In his book From Caligari to Hitler, Siegfried Kracauer, a well known film critic who fled Germany in 1933, suggested that “the rise of Nazism was foretold by the preceding years of German films, which reflected a world of wrong angles and lost values.” Within the context of this show, this could well be Bock’s message.
Amir Fattal (resident in Berlin, and co-curator with Stephen Köhler of the ‘Faustus’ exhibition) came up with an especially clever idea. He re-orchestrates the aria from Richard Wagner’s Tristan and Isolde, sung by Isolde after Tristan’s death, reversing the order of the composition so that the final note becomes the first. In creating this new version of a work by Wagner, a virulent anti-Semite, is Fattal suggesting that the history of Germany in the last century could have been re-written, with its citizens choosing life over death and the destruction?.
In the Museum’s largest gallery the first of two solo shows are on exhibit. This one, titled Implicit Manifestations and curated by Aya Lurie, is the outcome of a project undertaken by Israeli artist Ilit Azoulay in 2013, during a six-month residency in Berlin at KW Institute for Contemporary Art. Simultaneously, the same installation but with a different title, is now being shown in Berlin at the Institute.
On view here are huge panoramic photographs of objects, artifacts and architectural elements that Azoulay located, researched and photographed. They were mostly found in Berlin, but also in other German cities. The photographed items are spread out across one long wall. In the central space of the gallery, the same images in different sizes have been integrated into scenes showing the internal spaces of the KW institute at a time when reconstruction work was taking place in the building.
To hear Azoulay describing her efforts to gather information about these objects – some of which are grotesque like a gargoyle in the shape of a barking dog’s head, some mysterious like a cardboard package containing a fossil – it is necessary to loan earphones from the Museum’s front desk. As regards the stuffed head and neck of a giraffe illustrated above, this item was located by Azoulay in a Cabinet of Curiosities in Berlin. Here, in Israel, the museum has temporarily become her personal Cabinet of Curios. It is a joy to study.

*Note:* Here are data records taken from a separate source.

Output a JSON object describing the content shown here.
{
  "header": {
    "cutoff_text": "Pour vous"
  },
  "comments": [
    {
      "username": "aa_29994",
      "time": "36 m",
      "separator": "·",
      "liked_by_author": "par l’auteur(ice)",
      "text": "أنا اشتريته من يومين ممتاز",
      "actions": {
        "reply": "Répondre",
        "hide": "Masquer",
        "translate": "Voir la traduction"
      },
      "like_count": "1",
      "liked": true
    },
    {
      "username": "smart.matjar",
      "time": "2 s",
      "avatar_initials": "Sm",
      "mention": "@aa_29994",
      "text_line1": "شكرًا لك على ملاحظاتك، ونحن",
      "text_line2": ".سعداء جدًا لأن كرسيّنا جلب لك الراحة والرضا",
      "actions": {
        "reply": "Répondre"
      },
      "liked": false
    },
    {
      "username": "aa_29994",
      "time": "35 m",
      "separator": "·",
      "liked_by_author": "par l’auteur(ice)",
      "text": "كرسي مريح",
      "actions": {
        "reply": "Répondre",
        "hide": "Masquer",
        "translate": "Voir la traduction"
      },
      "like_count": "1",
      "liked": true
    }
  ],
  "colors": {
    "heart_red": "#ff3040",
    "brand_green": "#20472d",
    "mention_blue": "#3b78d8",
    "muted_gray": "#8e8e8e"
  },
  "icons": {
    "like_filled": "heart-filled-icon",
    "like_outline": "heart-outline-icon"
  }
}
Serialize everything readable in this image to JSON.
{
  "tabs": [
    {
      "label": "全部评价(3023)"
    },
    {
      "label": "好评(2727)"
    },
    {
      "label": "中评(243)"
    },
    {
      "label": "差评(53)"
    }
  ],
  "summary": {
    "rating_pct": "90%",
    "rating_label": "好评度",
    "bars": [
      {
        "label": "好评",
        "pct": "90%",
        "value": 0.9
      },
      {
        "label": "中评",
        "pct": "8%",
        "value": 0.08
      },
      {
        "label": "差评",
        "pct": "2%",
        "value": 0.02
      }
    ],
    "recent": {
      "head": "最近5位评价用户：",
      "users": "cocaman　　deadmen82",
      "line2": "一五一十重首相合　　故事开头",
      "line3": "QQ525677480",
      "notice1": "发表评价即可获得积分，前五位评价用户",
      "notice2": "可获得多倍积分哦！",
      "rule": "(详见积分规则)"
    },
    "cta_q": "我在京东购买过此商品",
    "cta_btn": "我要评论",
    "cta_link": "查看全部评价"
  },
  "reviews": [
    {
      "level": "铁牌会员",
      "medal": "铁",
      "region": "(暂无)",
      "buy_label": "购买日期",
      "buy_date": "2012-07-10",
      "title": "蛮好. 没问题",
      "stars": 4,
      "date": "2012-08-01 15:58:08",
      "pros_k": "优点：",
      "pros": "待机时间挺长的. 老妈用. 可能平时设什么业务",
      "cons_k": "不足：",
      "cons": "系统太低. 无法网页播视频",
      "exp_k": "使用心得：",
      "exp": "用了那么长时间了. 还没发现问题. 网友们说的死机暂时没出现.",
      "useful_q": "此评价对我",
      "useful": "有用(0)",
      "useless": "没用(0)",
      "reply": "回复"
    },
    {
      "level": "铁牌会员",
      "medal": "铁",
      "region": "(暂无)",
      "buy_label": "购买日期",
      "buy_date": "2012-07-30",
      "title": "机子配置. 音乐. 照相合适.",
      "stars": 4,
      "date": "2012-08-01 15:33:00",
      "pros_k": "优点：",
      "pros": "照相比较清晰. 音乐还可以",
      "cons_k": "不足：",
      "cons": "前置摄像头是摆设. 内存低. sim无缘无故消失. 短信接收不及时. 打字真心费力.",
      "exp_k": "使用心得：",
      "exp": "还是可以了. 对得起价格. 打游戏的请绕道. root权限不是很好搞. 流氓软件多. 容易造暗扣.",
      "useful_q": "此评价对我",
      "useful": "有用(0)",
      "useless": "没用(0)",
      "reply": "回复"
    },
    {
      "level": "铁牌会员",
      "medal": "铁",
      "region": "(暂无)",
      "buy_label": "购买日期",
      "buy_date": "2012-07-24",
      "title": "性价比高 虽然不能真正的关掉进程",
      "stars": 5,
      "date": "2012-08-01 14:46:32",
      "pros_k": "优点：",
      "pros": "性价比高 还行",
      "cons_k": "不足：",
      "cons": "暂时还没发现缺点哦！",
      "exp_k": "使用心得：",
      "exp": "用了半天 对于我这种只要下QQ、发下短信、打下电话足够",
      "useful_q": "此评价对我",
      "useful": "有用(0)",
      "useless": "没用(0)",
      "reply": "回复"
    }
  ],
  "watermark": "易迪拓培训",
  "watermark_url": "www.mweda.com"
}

After viewing the many exciting works on display, the second solo show comes across as low key in character. Curated by Sapir Hubermann and titled Visitors Book- Photos from a Personal Archive, it features black and white photos from a huge collection amassed by German photographer Erich Schiemann while visiting concentration and extermination camps. Here he has sought out relics of life, hidden corners in the buildings and small details of symbolic interest, like a stairway going nowhere. There are black and white portraits too: unassuming studies of people who work there or have come to visit.
A separate exhibition features massive sculptures by Zvi Lachman – a major lsraeli artist known for his craggily expressive figures, usually cast in bronze. At first it seemed to this writer that their presence, theme-wise, was currently out place. But then I realized something significant. Lachman’s sculpted heads and especially his massive piece Carrying – Pieta (It. pity) – that takes inspiration from Michelangelo’s representations of the Virgin Mary mourning over the dead body of Jesus – evoke the same feelings of sadness and loss that emanate from many of the works brought together for the main show: Back to Berlin.
Also participating are Shy Abady, Andy Graydon, Mattias Härenstam, Andy Hope 1930, Hajnal Németh, Alona Rodeh,Amie Segal, Ariel Schlesinger, Amir Yatziv, Ming Wong and Maya Zack
Herzliya Museum of Contemporary Art, 4 Habanim St., Herzliya. Till January 17th.